The National Protection Coalition received 80 reports of problems in New Orleans where machines made by Sequoia Voting Systems failed to start on election morning, resulting in voters being turned away from polls because election officials didn't have a back-up plan. By late afternoon some machines still had not booted up. . .
In Florida, where George W. Bush won the 2000 presidential election by only 537 votes, 10 touch-screen voting machines failed at precincts in Broward County. Voters in Florida and Texas complained about calibration problems with touch-screen machines. Problems occurred when voters touched the screen next to one candidate's name and an "X" appeared in a box next to another candidate's name. The Election Protection Coalition also received more than 32 reports from various states that spread across all the top e-voting brands made by Diebold Election Systems, Election Systems & Software, Hart Intercivic and Sequoia.
These problems involved e-voting machines that appeared to record votes correctly when voters touched the screen, but indicated a different selection on the review screen before voters cast their ballot.

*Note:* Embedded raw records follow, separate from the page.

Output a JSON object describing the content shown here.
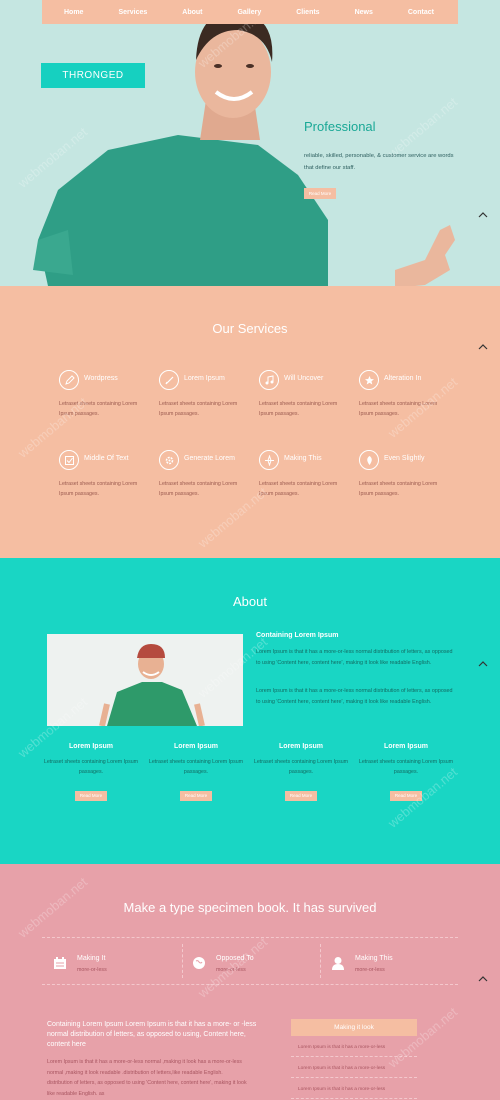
{
  "nav": [
    "Home",
    "Services",
    "About",
    "Gallery",
    "Clients",
    "News",
    "Contact"
  ],
  "hero": {
    "brand": "THRONGED",
    "title": "Professional",
    "text": "reliable, skilled, personable, & customer service are words that define our staff.",
    "button": "Read More"
  },
  "services": {
    "title": "Our Services",
    "items": [
      {
        "name": "Wordpress",
        "icon": "pencil-icon",
        "desc": "Letraset sheets containing Lorem Ipsum passages."
      },
      {
        "name": "Lorem Ipsum",
        "icon": "pen-icon",
        "desc": "Letraset sheets containing Lorem Ipsum passages."
      },
      {
        "name": "Will Uncover",
        "icon": "music-note-icon",
        "desc": "Letraset sheets containing Lorem Ipsum passages."
      },
      {
        "name": "Alteration In",
        "icon": "star-icon",
        "desc": "Letraset sheets containing Lorem Ipsum passages."
      },
      {
        "name": "Middle Of Text",
        "icon": "check-icon",
        "desc": "Letraset sheets containing Lorem Ipsum passages."
      },
      {
        "name": "Generate Lorem",
        "icon": "gear-icon",
        "desc": "Letraset sheets containing Lorem Ipsum passages."
      },
      {
        "name": "Making This",
        "icon": "compass-icon",
        "desc": "Letraset sheets containing Lorem Ipsum passages."
      },
      {
        "name": "Even Slightly",
        "icon": "leaf-icon",
        "desc": "Letraset sheets containing Lorem Ipsum passages."
      }
    ]
  },
  "about": {
    "title": "About",
    "subtitle": "Containing Lorem Ipsum",
    "para1": "Lorem Ipsum is that it has a more-or-less normal distribution of letters, as opposed to using 'Content here, content here', making it look like readable English.",
    "para2": "Lorem Ipsum is that it has a more-or-less normal distribution of letters, as opposed to using 'Content here, content here', making it look like readable English.",
    "columns": [
      {
        "title": "Lorem Ipsum",
        "desc": "Letraset sheets containing Lorem Ipsum passages.",
        "button": "Read More"
      },
      {
        "title": "Lorem Ipsum",
        "desc": "Letraset sheets containing Lorem Ipsum passages.",
        "button": "Read More"
      },
      {
        "title": "Lorem Ipsum",
        "desc": "Letraset sheets containing Lorem Ipsum passages.",
        "button": "Read More"
      },
      {
        "title": "Lorem Ipsum",
        "desc": "Letraset sheets containing Lorem Ipsum passages.",
        "button": "Read More"
      }
    ]
  },
  "specimen": {
    "title": "Make a type specimen book. It has survived",
    "features": [
      {
        "title": "Making It",
        "sub": "more-or-less",
        "icon": "calendar-icon"
      },
      {
        "title": "Opposed To",
        "sub": "more-or-less",
        "icon": "globe-icon"
      },
      {
        "title": "Making This",
        "sub": "more-or-less",
        "icon": "user-icon"
      }
    ],
    "lead": "Containing Lorem Ipsum Lorem Ipsum is that it has a more- or -less normal distribution of letters, as opposed to using, Content here, content here",
    "body": "Lorem Ipsum is that it has a more-or-less normal ,making it look has a more-or-less normal ,making it look readable .distribution of letters,like readable English. distribution of letters, as opposed to using 'Content here, content here', making it look like readable English. as",
    "sidebar": {
      "header": "Making it look",
      "items": [
        "Lorem Ipsum is that it has a more-or-less",
        "Lorem Ipsum is that it has a more-or-less",
        "Lorem Ipsum is that it has a more-or-less"
      ]
    }
  },
  "watermark": "webmoban.net"
}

In some cases voters had to redo their ballot five or six times before the correct votes took. . .
Voters in Palm Beach County, Florida, reported that when they went to vote on Sequoia machines some races on their electronic ballots were already pre-marked before they started voting. They had to ask poll workers to assist them in removing the selections from the ballot so they could start with a clean ballot. In some cases they weren't successful in doing this.
In Texas, voters casting straight-party tickets reported that machines cast ballots for candidates outside of their chosen party. For example, if a voter chose to vote straight Republican, rather than automatically marking all Republican choices on the ballot, the machine marked some Democratic choices.